Doch dann erhält die Protagonistin endlich die Nachricht,
dass der Krieg beendet ist. Bestimmt wird sich nun ihr Leben zum Besten hin
ändern, wenn erst der Vater heimgekehrt. Zeit vergeht, aber es kommt keine
Nachricht von ihm. Sie nimmt die Gelegenheit wahr, ihre Tante zurück ins
Heimatland zu begleiten. Dort macht sie sich auf die Suche nach ihrem Vater, damit
sie zu dritt die Rückfahrt antreten können. Ihre Reise endet in einer Tragödie.
Die Geschichte wird tagebuchartig von Madina in der Ich-Form
erzählt. Dadurch kam ich den Gefühlen der Protagonistin sehr nah. Aus ihren
Beschreibungen konnte ich ihre Stimmung erfassen, ihre Trauer und Wut, ebenso
wie ihre Dankbarkeit und Zuneigung. Manchmal spürte ich ihre innere Erregung
und hatte Verständnis dafür, dass es ihr vermutlich schwerfiel, sich in Worten auszudrücken,
denn dann blieben die Einträge relativ kurz. Julya Rabinowich wählt eine
einfache und coole Sprache, so dass auch Jugendliche sich gut in die Erzählung
einfinden können. Immer wieder las ich starke Sätze, die augenöffnend sind.
Madina hat sich inzwischen gesellschaftlich angepasst. Eine
neue Bekannte führt ihr vor Augen, dass sie zunehmend auf das herabschaut, was
ihre Kultur früher ausmachte und sich nun dafür schämt. Die Protagonistin
lernt, selbst zu entscheiden, was sie für ihre Zukunft als wichtig empfindet.

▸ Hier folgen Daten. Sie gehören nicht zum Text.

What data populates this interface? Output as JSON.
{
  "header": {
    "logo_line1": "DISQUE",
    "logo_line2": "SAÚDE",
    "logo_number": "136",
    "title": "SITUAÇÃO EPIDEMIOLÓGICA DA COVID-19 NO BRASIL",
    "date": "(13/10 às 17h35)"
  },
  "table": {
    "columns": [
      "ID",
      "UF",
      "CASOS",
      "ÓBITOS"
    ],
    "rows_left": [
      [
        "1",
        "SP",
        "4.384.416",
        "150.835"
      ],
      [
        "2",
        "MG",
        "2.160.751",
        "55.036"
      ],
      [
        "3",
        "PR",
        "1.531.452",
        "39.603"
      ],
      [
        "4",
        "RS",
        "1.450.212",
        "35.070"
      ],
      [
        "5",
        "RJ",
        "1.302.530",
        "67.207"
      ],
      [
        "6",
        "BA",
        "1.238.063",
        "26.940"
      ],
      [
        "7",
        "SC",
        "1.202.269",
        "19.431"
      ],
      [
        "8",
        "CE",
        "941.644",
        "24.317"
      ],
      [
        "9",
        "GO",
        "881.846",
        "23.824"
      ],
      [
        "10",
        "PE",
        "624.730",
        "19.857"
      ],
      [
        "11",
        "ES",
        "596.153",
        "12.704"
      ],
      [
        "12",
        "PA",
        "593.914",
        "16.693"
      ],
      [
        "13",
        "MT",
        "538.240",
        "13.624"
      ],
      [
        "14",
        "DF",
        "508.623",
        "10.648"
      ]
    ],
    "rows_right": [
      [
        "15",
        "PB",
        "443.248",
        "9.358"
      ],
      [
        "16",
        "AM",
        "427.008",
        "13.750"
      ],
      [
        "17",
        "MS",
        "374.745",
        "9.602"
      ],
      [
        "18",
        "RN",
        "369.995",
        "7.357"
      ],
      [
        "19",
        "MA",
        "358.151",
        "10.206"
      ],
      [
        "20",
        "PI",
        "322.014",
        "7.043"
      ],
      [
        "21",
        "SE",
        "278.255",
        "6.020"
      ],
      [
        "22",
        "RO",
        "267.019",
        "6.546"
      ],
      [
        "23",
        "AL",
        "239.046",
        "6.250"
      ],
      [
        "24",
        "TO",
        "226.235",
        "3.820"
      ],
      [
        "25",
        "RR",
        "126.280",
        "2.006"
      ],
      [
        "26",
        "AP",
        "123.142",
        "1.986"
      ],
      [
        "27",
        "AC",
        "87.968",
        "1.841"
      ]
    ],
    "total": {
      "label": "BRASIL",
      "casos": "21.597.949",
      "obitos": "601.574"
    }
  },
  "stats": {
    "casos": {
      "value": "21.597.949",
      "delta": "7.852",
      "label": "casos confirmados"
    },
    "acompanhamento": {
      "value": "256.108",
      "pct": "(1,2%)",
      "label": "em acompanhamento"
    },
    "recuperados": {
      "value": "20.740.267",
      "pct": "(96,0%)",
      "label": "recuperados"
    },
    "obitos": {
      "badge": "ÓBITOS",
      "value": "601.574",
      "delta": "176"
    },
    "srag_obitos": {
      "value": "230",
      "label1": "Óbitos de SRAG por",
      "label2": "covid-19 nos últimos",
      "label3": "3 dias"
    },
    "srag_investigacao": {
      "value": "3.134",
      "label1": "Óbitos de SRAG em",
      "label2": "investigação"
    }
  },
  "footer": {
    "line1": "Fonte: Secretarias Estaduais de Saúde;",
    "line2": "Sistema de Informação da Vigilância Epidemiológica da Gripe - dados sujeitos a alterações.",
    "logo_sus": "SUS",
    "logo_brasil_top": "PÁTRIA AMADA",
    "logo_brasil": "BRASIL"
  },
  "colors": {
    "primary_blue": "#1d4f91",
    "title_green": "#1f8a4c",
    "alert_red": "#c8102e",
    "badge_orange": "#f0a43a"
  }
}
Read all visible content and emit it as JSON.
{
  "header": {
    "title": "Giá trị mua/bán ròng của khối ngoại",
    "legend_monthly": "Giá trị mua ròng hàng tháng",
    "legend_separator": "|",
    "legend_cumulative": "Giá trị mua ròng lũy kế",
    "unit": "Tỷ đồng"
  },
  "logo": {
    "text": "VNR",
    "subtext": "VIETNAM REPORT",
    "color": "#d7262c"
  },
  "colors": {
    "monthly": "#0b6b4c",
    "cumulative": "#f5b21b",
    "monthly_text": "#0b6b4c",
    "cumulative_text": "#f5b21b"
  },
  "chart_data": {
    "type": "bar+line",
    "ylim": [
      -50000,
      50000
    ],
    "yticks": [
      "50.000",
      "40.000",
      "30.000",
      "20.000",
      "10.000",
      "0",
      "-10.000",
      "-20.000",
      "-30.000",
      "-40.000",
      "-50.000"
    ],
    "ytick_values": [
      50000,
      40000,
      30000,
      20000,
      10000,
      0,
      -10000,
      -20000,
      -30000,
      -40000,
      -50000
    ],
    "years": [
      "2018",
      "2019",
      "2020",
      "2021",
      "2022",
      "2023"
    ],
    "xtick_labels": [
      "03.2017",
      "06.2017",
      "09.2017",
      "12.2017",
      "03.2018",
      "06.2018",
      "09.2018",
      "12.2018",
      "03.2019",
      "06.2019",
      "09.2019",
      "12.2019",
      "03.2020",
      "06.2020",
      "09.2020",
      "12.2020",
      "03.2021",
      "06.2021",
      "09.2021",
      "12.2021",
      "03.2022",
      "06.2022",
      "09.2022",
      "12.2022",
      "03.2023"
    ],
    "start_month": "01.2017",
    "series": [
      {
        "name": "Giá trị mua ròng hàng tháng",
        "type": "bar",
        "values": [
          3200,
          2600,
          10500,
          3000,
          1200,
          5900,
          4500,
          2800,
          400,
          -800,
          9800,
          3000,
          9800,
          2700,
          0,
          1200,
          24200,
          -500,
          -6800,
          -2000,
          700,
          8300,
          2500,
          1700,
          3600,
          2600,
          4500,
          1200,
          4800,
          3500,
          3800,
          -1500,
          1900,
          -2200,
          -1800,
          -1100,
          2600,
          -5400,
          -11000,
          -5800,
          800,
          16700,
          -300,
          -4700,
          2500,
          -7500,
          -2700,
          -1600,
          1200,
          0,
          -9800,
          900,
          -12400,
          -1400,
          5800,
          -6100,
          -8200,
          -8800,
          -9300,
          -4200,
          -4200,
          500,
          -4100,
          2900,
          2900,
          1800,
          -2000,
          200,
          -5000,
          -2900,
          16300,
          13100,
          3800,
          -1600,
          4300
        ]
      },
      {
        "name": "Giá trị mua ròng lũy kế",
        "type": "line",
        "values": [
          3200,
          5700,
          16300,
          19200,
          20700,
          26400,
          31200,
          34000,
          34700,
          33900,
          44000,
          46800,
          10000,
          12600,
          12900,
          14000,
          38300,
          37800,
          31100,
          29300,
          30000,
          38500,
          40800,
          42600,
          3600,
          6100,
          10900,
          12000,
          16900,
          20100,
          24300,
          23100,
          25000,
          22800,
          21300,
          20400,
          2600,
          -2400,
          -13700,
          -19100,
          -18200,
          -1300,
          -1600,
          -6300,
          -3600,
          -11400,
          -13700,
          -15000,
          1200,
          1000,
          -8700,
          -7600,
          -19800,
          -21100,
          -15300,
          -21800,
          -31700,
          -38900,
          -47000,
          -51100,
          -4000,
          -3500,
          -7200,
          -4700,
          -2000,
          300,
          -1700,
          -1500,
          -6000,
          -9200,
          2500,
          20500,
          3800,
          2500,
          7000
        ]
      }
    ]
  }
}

Als Madina in ihre Heimat zurückkehrt, werden ihre schlimmsten Vorstellungen
übertroffen. Ich war tief berührt von dem, was sie dort erlebt. Die
Protagonistin war mir auch deswegen sympathisch, weil sie über andere Meinungen
nachdenkt und ihnen Respekt zollt, auch wenn sie nicht immer Verständnis dafür
hat.
Die Handlung ist rein fiktiv, steht aber für viele
Schicksale, von denen die Autorin erfahren hat. Daher weist sie dem Krieg auch
kein Land zu, denn er könnte überall spielen. Wer vor dem Krieg aus seiner
Heimat flüchtet, hat in der Regel Schreckliches erlebt. Das Wo spielt keine
Rolle.
Anhand der Geschichte der erdachten Figur Madina zeigt Julya
Rabinowich in ihrem Roman „Der Geruch von Ruß und Rosen“ das, was Krieg
ausmacht. Sie führt den Blick auf die Gefühle der Menschen, die als Flüchtlinge
ein neues Daheim gefunden haben, allerdings oft, ohne mit dem Schrecken
abschließen zu können. Gerne empfehle ich das Buch uneingeschränkt weiter.